En réponse à la demande d’Alain Vidalies d’un retour aux négociations, les fédérations patronales réagissent.

La FNTR ne se dit pas opposée « quand elle aura reçu la convocation du président de la commission ». Nicolas Paulissen, délégué général de la fédération, que nous avons joint, a indiqué que « la FNTR se rendra bien à la réunion mais que les contre-propositions des syndicats n’étaient pas des bases sérieuses pour la négociation ». Quant à leurs propositions, « nous restons sur les mêmes que celles des dernières négociations » a-t-il ajouté.

L’OTRE qui n’a jamais caché sa volonté de revenir à la table des négociations nous a déclaré : « les discussions doivent être réalistes. Sur ce qui est proposé par les syndicats sur le pouvoir d’achat, nos mandants ne sont pas d’accord » a précisé Gilles Mathelié-Guinlet, secrétaire général de l’organisation. Mais « l’élément important reste la loi Macron » nous a-t-il rappelé évoquant l’amendement qui propose le smic français à tous les conducteurs routiers étrangers. Le projet de loi sera débattu à partir du 7 avril au Sénat, avant de revenir à l’Assemblée.

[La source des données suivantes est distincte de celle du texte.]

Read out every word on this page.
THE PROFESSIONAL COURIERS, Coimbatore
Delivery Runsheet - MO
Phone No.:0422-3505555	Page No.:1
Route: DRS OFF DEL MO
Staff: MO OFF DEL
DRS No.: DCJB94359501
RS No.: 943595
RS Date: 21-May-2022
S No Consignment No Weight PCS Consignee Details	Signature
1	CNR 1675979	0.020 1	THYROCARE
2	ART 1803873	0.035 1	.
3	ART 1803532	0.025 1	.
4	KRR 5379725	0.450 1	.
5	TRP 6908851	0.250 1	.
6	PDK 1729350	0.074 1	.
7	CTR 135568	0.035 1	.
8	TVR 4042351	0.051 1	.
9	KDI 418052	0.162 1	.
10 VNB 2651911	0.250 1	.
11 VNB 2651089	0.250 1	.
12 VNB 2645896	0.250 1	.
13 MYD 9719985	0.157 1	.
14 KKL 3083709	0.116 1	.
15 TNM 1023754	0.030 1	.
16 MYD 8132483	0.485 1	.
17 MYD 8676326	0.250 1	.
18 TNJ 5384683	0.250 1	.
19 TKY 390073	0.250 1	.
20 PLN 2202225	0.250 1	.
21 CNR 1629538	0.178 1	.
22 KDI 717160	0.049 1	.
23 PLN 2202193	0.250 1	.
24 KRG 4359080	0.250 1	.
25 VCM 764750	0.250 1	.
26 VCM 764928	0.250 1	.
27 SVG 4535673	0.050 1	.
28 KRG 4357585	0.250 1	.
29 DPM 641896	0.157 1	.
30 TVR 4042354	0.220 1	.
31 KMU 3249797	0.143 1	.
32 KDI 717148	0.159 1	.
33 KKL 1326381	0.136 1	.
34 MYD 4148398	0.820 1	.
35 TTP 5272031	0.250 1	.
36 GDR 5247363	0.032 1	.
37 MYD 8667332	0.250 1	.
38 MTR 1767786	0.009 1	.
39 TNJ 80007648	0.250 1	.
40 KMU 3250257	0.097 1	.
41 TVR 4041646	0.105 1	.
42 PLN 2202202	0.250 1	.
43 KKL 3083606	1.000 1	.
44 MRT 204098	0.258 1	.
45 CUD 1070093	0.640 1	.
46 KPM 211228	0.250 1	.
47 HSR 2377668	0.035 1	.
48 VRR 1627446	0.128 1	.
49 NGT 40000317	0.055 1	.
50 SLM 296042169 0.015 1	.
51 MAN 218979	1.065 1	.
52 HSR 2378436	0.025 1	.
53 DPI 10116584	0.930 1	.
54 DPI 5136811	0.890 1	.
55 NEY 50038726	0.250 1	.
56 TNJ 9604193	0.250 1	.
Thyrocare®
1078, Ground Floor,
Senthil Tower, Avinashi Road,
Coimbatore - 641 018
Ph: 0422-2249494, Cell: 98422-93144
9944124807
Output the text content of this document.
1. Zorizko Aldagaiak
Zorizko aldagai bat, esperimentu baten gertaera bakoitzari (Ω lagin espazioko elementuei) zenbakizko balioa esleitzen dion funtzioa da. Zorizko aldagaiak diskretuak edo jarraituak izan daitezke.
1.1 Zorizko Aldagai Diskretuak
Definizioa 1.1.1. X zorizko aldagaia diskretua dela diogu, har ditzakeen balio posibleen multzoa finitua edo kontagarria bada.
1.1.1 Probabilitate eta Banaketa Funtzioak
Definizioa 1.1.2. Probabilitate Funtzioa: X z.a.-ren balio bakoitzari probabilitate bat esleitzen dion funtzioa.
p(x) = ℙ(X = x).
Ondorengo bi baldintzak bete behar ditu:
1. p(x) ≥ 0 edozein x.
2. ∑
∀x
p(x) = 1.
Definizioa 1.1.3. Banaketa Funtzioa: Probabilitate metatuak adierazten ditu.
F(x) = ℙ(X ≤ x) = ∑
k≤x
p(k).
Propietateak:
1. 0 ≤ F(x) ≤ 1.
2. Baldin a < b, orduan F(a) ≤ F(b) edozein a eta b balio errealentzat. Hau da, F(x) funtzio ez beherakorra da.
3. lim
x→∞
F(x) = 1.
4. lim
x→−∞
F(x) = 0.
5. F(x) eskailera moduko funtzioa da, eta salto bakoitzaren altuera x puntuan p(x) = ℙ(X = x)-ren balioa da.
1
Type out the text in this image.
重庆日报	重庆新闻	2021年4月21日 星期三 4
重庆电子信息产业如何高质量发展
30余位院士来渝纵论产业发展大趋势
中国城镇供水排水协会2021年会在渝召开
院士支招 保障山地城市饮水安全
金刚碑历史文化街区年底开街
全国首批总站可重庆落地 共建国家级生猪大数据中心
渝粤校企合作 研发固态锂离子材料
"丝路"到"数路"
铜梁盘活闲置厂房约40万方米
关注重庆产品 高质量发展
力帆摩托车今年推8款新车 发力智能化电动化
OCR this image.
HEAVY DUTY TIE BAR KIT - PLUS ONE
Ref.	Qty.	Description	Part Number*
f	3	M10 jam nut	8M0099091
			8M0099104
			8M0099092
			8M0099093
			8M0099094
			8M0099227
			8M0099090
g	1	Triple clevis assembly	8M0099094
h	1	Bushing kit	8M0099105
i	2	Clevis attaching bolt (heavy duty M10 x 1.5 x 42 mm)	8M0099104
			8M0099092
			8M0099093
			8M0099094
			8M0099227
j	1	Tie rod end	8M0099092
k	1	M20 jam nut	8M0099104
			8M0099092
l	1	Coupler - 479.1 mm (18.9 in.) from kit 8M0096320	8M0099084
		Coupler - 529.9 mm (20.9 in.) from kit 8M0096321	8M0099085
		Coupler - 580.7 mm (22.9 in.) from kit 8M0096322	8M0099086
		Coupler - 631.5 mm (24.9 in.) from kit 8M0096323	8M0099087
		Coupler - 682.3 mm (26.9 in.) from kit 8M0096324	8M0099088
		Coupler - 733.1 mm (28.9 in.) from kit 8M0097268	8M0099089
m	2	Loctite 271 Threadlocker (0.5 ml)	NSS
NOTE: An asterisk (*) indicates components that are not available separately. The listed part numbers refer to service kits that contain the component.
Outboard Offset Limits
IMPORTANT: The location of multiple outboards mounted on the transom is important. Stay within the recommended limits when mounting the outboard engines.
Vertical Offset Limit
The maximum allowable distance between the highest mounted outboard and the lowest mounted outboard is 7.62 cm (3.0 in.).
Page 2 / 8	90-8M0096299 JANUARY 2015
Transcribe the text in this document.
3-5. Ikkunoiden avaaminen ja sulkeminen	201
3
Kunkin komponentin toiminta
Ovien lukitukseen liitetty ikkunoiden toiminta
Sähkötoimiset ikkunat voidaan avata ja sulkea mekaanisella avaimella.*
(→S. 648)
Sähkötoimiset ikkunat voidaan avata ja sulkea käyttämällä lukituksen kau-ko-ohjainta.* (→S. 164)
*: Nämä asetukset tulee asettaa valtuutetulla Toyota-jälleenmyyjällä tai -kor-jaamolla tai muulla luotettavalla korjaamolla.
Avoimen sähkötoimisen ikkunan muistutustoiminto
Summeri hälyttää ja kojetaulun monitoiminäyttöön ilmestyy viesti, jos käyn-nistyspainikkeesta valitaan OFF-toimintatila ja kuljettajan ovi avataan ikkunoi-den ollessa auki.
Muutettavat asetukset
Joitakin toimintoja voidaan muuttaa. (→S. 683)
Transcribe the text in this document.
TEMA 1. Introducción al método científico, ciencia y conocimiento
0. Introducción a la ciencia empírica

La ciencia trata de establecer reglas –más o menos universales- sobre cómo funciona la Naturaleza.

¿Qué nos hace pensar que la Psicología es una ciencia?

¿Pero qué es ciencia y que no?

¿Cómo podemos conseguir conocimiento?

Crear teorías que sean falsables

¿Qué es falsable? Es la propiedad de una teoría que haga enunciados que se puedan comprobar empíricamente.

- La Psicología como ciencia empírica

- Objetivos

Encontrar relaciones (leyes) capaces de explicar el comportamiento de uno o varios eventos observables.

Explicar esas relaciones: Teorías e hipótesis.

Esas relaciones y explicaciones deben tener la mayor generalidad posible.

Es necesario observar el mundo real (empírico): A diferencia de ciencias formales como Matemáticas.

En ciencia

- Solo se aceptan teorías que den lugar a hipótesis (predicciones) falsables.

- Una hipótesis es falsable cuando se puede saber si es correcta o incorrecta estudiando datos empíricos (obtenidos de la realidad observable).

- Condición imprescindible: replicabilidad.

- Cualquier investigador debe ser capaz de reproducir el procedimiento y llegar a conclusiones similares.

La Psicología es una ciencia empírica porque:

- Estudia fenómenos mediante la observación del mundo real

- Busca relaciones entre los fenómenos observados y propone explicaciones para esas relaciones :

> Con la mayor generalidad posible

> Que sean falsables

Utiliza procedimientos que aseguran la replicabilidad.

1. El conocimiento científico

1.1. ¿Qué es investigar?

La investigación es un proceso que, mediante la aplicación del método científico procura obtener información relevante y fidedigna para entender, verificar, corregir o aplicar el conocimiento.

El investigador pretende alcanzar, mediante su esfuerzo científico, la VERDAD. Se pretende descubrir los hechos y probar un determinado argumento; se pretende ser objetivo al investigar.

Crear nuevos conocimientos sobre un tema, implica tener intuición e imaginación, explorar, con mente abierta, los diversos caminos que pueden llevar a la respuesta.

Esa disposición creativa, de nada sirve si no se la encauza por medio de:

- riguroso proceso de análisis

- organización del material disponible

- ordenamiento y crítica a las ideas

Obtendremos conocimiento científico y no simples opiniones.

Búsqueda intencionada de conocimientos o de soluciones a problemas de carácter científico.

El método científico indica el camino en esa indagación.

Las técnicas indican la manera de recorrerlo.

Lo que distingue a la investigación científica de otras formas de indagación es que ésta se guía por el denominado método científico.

Quant aux organisations syndicales, toutes réunies au sein de l’unité syndicale, elles se réjouissent de la reprise des négociations mais restent prudentes. La plupart parle de « suspension » des blocages, les dates avancées de reprise des négociations étant trop loin pour « pouvoir assurer les actions » nous a confié la CFTC. Malgré tout, l’heure est plutôt à la levée des barrages comme à Nantes, Rennes, Caen et la région parisienne. Les organisations doivent réunir leurs bases dans la soirée ou demain matin pour savoir si elles vont poursuivre leurs actions.